SHOCK OF THEIR LIVES
“They didn’t even recognise it was me, because I had on the mask, and they were just shocked. I wanted it to be a surprise,” Bowen conveyed, shortly after arriving home. Her sons are 10 and 11 years old. Bowen had feared that the flight might not have materialised, after it had originally been scheduled to fly on Saturday, but had to be postponed, due to Tropical Storm Laura, which had affected the Leeward Islands and the British Virgin Islands (BVI). “I am just so happy to finally see my children,” Bowen said, adding: “My sole concern was just to get home to get my children.” Bowen had left her two younger sons behind when she left Guyana in March to visit her new baby grand-daughter in Antigua, because it was supposed to be just a one-week vacation. However, due to the airport closure, it stretched out to five months.
Lona Bowen was reunited with her two sons on Sunday after being stuck in Antigua for the past five months (DPI photo)
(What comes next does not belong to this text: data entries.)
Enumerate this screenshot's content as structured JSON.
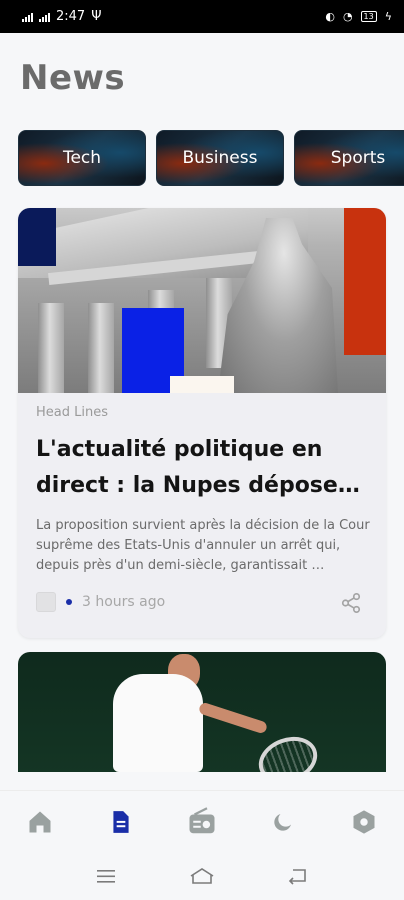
{
  "status_bar": {
    "time": "2:47",
    "battery": "13",
    "icons": [
      "signal-icon",
      "signal-icon",
      "usb-icon",
      "vpn-icon",
      "wifi-icon",
      "battery-icon"
    ]
  },
  "header": {
    "title": "News"
  },
  "categories": [
    {
      "label": "Tech"
    },
    {
      "label": "Business"
    },
    {
      "label": "Sports"
    }
  ],
  "articles": [
    {
      "kicker": "Head Lines",
      "headline": "L'actualité politique en direct : la Nupes dépose…",
      "summary": "La proposition survient après la décision de la Cour suprême des Etats-Unis d'annuler un arrêt qui, depuis près d'un demi-siècle, garantissait …",
      "time": "3 hours ago",
      "icon": "share-icon"
    }
  ],
  "bottom_nav": {
    "items": [
      {
        "icon": "home-icon",
        "active": false
      },
      {
        "icon": "article-icon",
        "active": true
      },
      {
        "icon": "radio-icon",
        "active": false
      },
      {
        "icon": "moon-icon",
        "active": false
      },
      {
        "icon": "settings-icon",
        "active": false
      }
    ],
    "active_color": "#1a2ea8",
    "inactive_color": "#9aa1a0"
  },
  "system_nav": {
    "icons": [
      "menu-icon",
      "home-outline-icon",
      "back-icon"
    ]
  }
}
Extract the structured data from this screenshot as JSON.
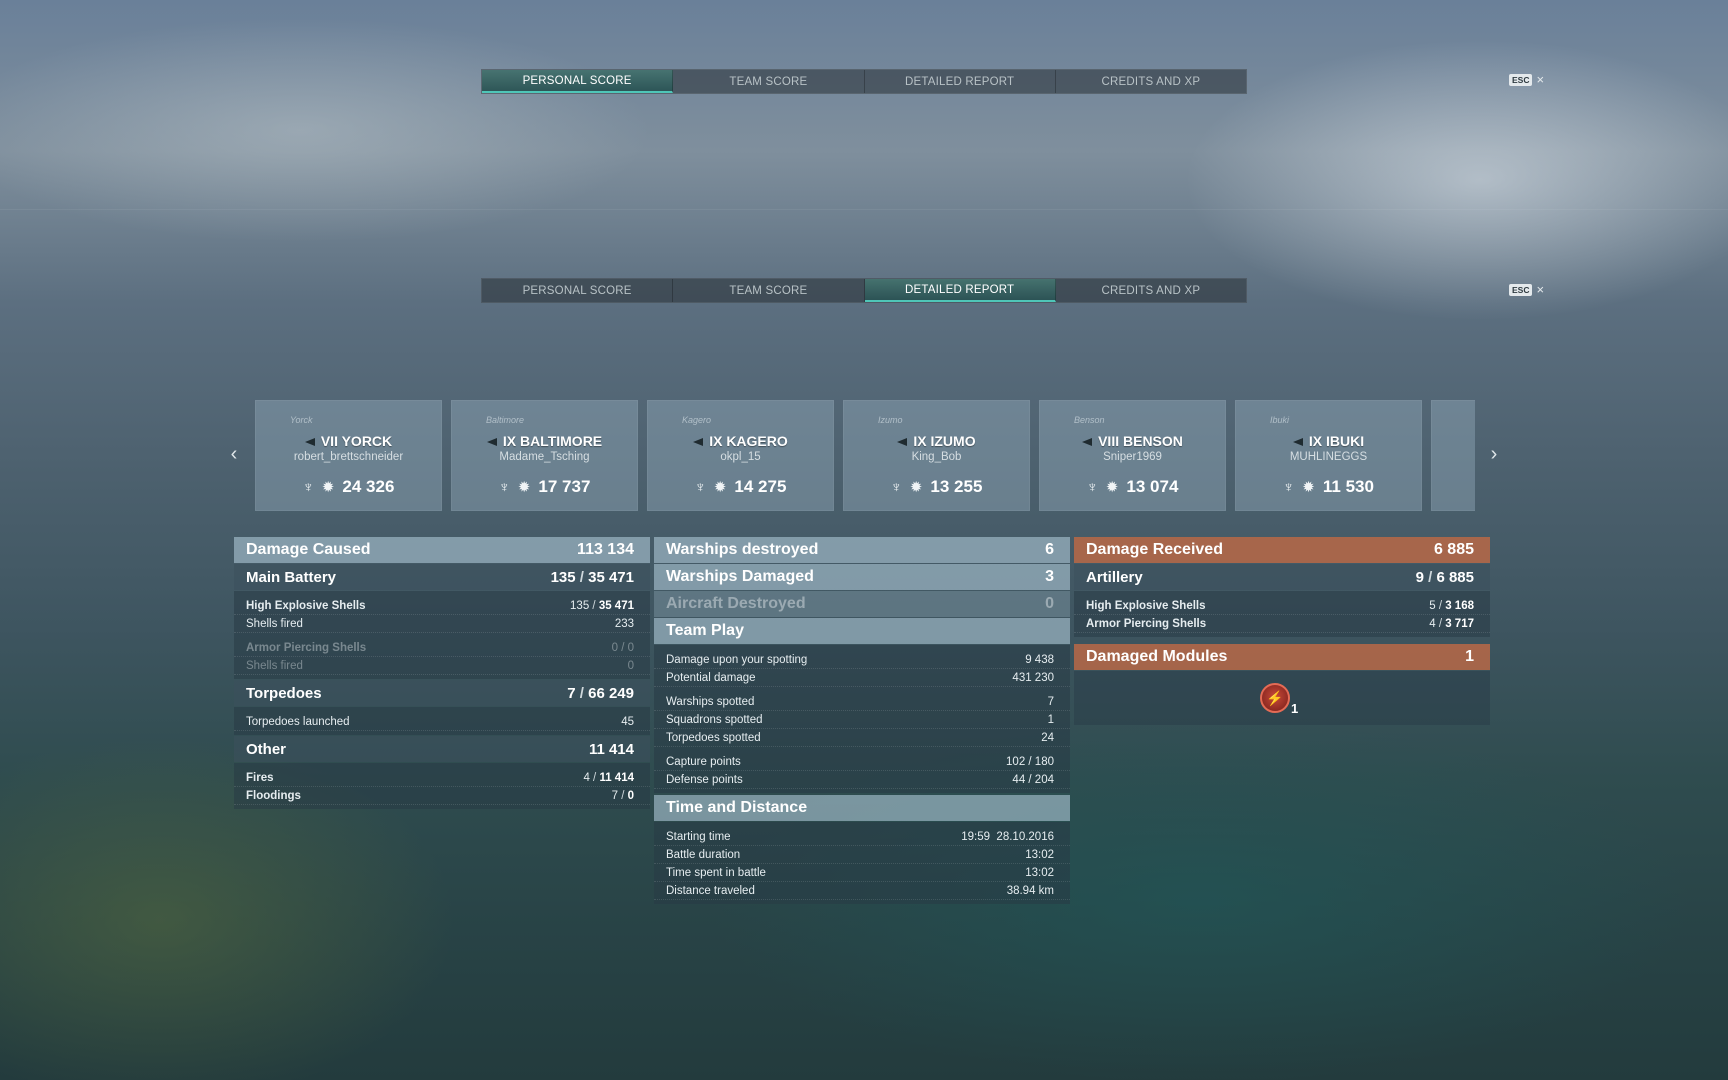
{
  "tabs": [
    "PERSONAL SCORE",
    "TEAM SCORE",
    "DETAILED REPORT",
    "CREDITS AND XP"
  ],
  "tabs_top_active": 0,
  "tabs_main_active": 2,
  "esc_label": "ESC",
  "close_glyph": "×",
  "carousel": {
    "prev_glyph": "‹",
    "next_glyph": "›",
    "ships": [
      {
        "silhouette": "Yorck",
        "name": "VII YORCK",
        "player": "robert_brettschneider",
        "score": "24 326"
      },
      {
        "silhouette": "Baltimore",
        "name": "IX BALTIMORE",
        "player": "Madame_Tsching",
        "score": "17 737"
      },
      {
        "silhouette": "Kagero",
        "name": "IX KAGERO",
        "player": "okpl_15",
        "score": "14 275"
      },
      {
        "silhouette": "Izumo",
        "name": "IX IZUMO",
        "player": "King_Bob",
        "score": "13 255"
      },
      {
        "silhouette": "Benson",
        "name": "VIII BENSON",
        "player": "Sniper1969",
        "score": "13 074"
      },
      {
        "silhouette": "Ibuki",
        "name": "IX IBUKI",
        "player": "MUHLINEGGS",
        "score": "11 530"
      }
    ]
  },
  "damage_caused": {
    "title": "Damage Caused",
    "total": "113 134",
    "main_battery": {
      "label": "Main Battery",
      "hits": "135",
      "damage": "35 471"
    },
    "he": {
      "label": "High Explosive Shells",
      "hits": "135",
      "damage": "35 471",
      "fired_label": "Shells fired",
      "fired": "233"
    },
    "ap": {
      "label": "Armor Piercing Shells",
      "hits": "0",
      "damage": "0",
      "fired_label": "Shells fired",
      "fired": "0"
    },
    "torpedoes": {
      "label": "Torpedoes",
      "hits": "7",
      "damage": "66 249",
      "launched_label": "Torpedoes launched",
      "launched": "45"
    },
    "other": {
      "label": "Other",
      "total": "11 414",
      "fires": {
        "label": "Fires",
        "count": "4",
        "damage": "11 414"
      },
      "floodings": {
        "label": "Floodings",
        "count": "7",
        "damage": "0"
      }
    }
  },
  "middle": {
    "warships_destroyed": {
      "label": "Warships destroyed",
      "value": "6"
    },
    "warships_damaged": {
      "label": "Warships Damaged",
      "value": "3"
    },
    "aircraft_destroyed": {
      "label": "Aircraft Destroyed",
      "value": "0"
    },
    "team_play": {
      "label": "Team Play",
      "rows1": [
        {
          "label": "Damage upon your spotting",
          "value": "9 438"
        },
        {
          "label": "Potential damage",
          "value": "431 230"
        }
      ],
      "rows2": [
        {
          "label": "Warships spotted",
          "value": "7"
        },
        {
          "label": "Squadrons spotted",
          "value": "1"
        },
        {
          "label": "Torpedoes spotted",
          "value": "24"
        }
      ],
      "rows3": [
        {
          "label": "Capture points",
          "value": "102 / 180"
        },
        {
          "label": "Defense points",
          "value": "44 / 204"
        }
      ]
    },
    "time_distance": {
      "label": "Time and Distance",
      "rows": [
        {
          "label": "Starting time",
          "value": "19:59  28.10.2016"
        },
        {
          "label": "Battle duration",
          "value": "13:02"
        },
        {
          "label": "Time spent in battle",
          "value": "13:02"
        },
        {
          "label": "Distance traveled",
          "value": "38.94 km"
        }
      ]
    }
  },
  "damage_received": {
    "title": "Damage Received",
    "total": "6 885",
    "artillery": {
      "label": "Artillery",
      "hits": "9",
      "damage": "6 885"
    },
    "he": {
      "label": "High Explosive Shells",
      "hits": "5",
      "damage": "3 168"
    },
    "ap": {
      "label": "Armor Piercing Shells",
      "hits": "4",
      "damage": "3 717"
    },
    "modules": {
      "label": "Damaged Modules",
      "value": "1",
      "icon_count": "1"
    }
  },
  "sep": " / "
}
Though there are currently regular ongoing repatriation flights to bring home Guyanese from the United States of America, Guyanese in other countries, particularly in Caribbean nations, have been waiting for some time now to source flights, due to the low numbers that results in higher prices per passenger to cover the cost of the chartered plane. Though there have been previous flights to repatriate Guyanese from Barbados and Trinidad, this will be the first flight from Antigua.